In this compelling and incisive book, Jerome Roos provides a sweeping investigation of the political economy of sovereign debt and international crisis management. He takes readers from the rise of public borrowing in the Italian city-states to the gunboat diplomacy of the imperialist era and the wave of sovereign defaults during the Great Depression. He vividly describes the debt crises of developing countries in the 1980s and 1990s and sheds new light on the recent turmoil inside the Eurozone--including the dramatic capitulation of Greece's short-lived anti-austerity government to its European creditors in 2015.
Drawing on in-depth case studies of contemporary debt crises in Mexico, Argentina, and Greece, Why Not Default? paints a disconcerting picture of the ascendancy of global finance. This important book shows how the profound transformation of the capitalist world economy over the past four decades has endowed private and official creditors with unprecedented structural power over heavily indebted borrowers, enabling them to impose painful austerity measures and enforce uninterrupted debt service during times of crisis--with devastating social consequences and far-reaching implications for democracy.

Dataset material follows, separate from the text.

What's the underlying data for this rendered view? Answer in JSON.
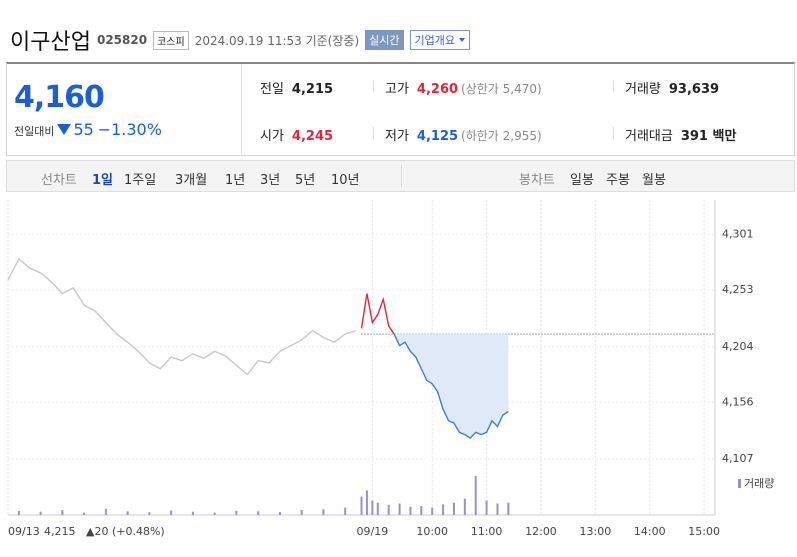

Jerome Roos is a Fellow in International Political Economy at the London School of Economics, and author of Why Not Default? The Political Economy of Sovereign Debt (Princeton University Press).
Born in Utrecht, the Netherlands in 1985, Jerome studied politics and history at the Universities of Utrecht and Bologna, and political economy at Sciences Po Paris and the London School of Economics. He holds a PhD in Political and Social Sciences from the European University Institute in Florence. Prior to returning to the LSE as a Fellow in International Political Economy in 2018, he was a postdoctoral researcher at the Department of Sociology of the University of Cambridge.
His first book, Why Not Default? The Political Economy of Sovereign Debt, was published by Princeton University Press in 2019 and received the Immanuel Wallerstein Memorial Book Award of the American Sociological Association in 2020. Jerome is currently writing a history of global crises for Jonathan Cape (UK) and Knopf (US), set to be translated into nearly twenty languages.